COLUMBIA, MO. – A dozen journalists have been chosen for the 2017 class of the National Cancer Reporting Fellowships. AHCJ will be presenting the fellowships with expertise from the National Cancer Institute and others. The program is being supported by the Leona M. and Harry B. Helmsley Charitable Trust.

The fellows will spend four days on the campus of the National Institutes of Health in Bethesda, Md., to increase their understanding of and ability to report accurately on complex scientific findings, provide insight into the work of cancer researchers and to better localize cancer-related stories.
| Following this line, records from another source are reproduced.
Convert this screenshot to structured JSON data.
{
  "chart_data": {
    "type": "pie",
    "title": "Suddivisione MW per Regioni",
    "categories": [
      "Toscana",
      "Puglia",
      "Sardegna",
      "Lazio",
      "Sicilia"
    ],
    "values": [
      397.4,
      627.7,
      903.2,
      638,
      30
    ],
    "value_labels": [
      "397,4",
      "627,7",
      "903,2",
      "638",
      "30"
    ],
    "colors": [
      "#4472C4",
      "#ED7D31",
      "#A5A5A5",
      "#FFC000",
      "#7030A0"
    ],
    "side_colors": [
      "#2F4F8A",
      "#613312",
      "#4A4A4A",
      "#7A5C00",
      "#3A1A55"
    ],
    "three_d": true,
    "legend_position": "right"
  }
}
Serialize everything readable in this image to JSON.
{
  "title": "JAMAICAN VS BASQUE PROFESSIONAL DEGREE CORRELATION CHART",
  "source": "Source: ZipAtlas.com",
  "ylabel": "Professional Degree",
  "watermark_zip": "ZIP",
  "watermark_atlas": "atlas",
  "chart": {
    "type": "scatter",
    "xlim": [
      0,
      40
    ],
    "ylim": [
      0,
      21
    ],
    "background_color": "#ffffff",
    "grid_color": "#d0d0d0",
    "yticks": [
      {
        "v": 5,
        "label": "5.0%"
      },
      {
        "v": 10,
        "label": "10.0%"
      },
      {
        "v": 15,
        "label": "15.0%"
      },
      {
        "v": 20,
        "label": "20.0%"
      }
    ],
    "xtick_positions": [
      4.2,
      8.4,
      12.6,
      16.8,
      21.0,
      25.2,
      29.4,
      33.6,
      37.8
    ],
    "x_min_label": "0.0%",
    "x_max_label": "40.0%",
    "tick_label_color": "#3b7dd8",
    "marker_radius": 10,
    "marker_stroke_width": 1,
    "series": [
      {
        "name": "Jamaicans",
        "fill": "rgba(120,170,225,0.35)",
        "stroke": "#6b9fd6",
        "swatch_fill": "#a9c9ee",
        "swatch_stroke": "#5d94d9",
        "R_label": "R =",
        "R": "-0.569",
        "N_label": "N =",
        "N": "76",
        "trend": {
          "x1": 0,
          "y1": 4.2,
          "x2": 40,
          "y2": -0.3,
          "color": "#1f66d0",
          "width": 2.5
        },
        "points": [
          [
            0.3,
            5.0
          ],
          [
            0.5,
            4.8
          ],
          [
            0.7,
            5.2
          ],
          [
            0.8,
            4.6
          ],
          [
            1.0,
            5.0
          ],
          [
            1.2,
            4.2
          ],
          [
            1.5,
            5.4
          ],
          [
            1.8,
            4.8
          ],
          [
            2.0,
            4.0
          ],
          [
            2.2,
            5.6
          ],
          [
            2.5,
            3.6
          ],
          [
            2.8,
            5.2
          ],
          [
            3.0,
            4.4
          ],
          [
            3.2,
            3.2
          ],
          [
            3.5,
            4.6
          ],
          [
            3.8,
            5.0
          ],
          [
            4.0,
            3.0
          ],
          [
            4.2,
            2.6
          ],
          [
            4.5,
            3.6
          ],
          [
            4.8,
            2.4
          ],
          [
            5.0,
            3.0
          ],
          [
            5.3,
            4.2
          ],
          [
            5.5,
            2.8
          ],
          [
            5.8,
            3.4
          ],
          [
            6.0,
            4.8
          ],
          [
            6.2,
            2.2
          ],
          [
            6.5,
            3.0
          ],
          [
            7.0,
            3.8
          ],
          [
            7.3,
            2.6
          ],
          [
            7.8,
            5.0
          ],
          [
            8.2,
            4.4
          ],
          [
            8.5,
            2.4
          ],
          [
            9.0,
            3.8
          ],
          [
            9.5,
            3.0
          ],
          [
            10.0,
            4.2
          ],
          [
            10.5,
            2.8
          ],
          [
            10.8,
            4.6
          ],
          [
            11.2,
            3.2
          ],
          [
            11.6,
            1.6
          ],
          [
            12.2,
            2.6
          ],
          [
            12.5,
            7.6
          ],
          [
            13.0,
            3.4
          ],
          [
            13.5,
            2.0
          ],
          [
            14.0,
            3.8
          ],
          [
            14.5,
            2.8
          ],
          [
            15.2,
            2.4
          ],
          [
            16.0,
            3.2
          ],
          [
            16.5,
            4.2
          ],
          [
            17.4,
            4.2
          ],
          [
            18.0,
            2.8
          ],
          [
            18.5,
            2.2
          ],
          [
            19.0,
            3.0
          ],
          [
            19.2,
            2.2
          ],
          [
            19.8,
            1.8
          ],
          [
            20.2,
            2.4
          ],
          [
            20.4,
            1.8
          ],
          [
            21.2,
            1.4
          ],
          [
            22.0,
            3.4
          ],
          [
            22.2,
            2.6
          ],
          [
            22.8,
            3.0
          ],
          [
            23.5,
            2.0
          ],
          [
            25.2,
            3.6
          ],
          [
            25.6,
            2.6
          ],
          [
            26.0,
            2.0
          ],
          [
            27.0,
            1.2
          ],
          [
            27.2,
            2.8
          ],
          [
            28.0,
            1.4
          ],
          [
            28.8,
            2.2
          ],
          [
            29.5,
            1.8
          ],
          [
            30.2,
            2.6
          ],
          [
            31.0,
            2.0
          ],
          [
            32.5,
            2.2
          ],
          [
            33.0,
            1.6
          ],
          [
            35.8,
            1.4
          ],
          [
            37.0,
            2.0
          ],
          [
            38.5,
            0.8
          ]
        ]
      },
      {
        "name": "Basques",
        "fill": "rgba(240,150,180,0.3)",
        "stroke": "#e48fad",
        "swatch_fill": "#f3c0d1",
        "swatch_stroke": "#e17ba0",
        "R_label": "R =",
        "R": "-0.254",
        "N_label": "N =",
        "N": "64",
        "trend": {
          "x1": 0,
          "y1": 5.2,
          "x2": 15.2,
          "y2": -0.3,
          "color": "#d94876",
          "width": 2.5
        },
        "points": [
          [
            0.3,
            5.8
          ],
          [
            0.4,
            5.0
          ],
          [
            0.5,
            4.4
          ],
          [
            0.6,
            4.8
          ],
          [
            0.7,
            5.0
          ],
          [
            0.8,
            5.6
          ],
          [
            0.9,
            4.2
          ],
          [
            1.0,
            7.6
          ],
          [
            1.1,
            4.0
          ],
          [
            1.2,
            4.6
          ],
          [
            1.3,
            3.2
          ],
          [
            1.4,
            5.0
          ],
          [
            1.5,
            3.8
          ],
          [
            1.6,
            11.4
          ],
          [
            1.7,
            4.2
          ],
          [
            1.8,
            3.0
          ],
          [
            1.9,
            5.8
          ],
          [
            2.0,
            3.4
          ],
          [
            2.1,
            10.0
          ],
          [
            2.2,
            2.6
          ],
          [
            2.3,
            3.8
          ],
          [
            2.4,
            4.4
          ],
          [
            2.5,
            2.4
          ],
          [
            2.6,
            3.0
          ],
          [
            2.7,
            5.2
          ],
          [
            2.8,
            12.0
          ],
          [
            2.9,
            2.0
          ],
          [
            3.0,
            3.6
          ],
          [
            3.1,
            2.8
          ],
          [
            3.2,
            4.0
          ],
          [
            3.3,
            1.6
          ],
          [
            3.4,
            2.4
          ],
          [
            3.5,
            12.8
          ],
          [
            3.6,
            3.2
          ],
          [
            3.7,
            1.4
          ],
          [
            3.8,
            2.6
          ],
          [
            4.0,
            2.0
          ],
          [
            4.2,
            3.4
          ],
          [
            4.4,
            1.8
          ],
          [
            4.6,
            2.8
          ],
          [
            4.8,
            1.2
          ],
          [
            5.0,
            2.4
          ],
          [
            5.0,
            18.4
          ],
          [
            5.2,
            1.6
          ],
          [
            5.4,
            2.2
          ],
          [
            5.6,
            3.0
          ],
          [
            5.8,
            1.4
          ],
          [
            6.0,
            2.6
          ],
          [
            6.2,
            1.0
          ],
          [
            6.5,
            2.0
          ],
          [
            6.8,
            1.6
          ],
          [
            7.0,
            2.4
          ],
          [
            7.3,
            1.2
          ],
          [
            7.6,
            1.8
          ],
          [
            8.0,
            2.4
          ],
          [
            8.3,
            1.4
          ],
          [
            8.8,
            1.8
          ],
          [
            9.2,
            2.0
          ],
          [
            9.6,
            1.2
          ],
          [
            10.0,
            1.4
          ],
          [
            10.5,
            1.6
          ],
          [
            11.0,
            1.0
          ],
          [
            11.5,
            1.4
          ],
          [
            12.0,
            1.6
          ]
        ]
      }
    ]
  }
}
The fellows will gather in Bethesda the week of Nov. 4 for a series of presentations, discussions, database sessions, lab tours and interactions with researchers and fellow journalists.

The 2017 fellowship class includes:

  • Christina Bennett, independent journalist, Harlingen, Texas

  • Elizabeth DeVita-Raeburn, senior editor, Everyday Health, New York (@devitaraeburn)

  • Pamela Fayerman, health/medical reporter, Vancouver Sun/Postmedia Network, Vancouver, British Columbia (@medicinematters)

  • Kristian Foden-Vencil, reporter/producer, Oregon Public Broadcasting, Portland, Ore. (@kristianOPB)

  • Felix Gussone, associate producer and medical doctor, NBC News, New York

  • Jon Kelvey, staff writer, Carroll County Times, Westminster, Md. (@jonkelvey)

  • Marci Landsmann, senior editor, Cancer Today, Glenside, Pa. (@MarciAlandsmann)

  • Katherine Masters, health reporter, The Frederick News-Post, Frederick, Md. (@kamamasters)

  • Mary Meehan, reporter/producer, Ohio Valley ReSource/WEKU-Eastern Kentucky, Georgetown, Ky.

  • Catherine Roberts, associate editor, health & food, Consumer Reports, Long Island City, N.Y. (@catharob)

  • Jill Sheridan Poulos, health and science reporter, WFYI/IPB News, Indianapolis (@JillASheridan)

  • Manasi Vaidya, reporter, BioPharm Insight, Brooklyn, N.Y. (@manasivaidya22)

The training topics will include:

  • Moonshots, dream teams and wars on cancer: What’s ahead?

  • Deep dive: Immunotherapy

  • Cancer evidence by the numbers

  • Hands-on exercises: How to understand and relay cancer statistics

  • The world of guidelines and cancer screening

  • Social determinants: Addressing disparities in access to quality health care and clinical trials

  • How clinical trials work

  • Hands-on exercises: Using SEER and Clinicaltrials.gov

  • Deep dive: Genomics

  • Storybuilding: Including patients in the equation

  • Deep dive: Diet and cancer risk

  • Clinical center tours

The fellows were selected from dozens of qualified applicants.

“With the need to assist reporters in covering cancer even more timely, we are quite happy to bring back the fellowship this year with the support of the Helmsley Charitable Trust,” said AHCJ Executive Director Len Bruzzese. “The National Cancer Institute is lending technical expertise, which will expose the fellows to some of the best minds on the topic.”

The Association of Health Care Journalists is an independent, nonprofit organization dedicated to advancing public understanding of health care issues. With about 1,500 members across the United States and around the globe, its mission is to improve the quality, accuracy and visibility of health care reporting, writing and editing. The association and its Center for Excellence in Health Care Journalism provide training, resources and a professional home for journalists. Offices are based at the Missouri School of Journalism.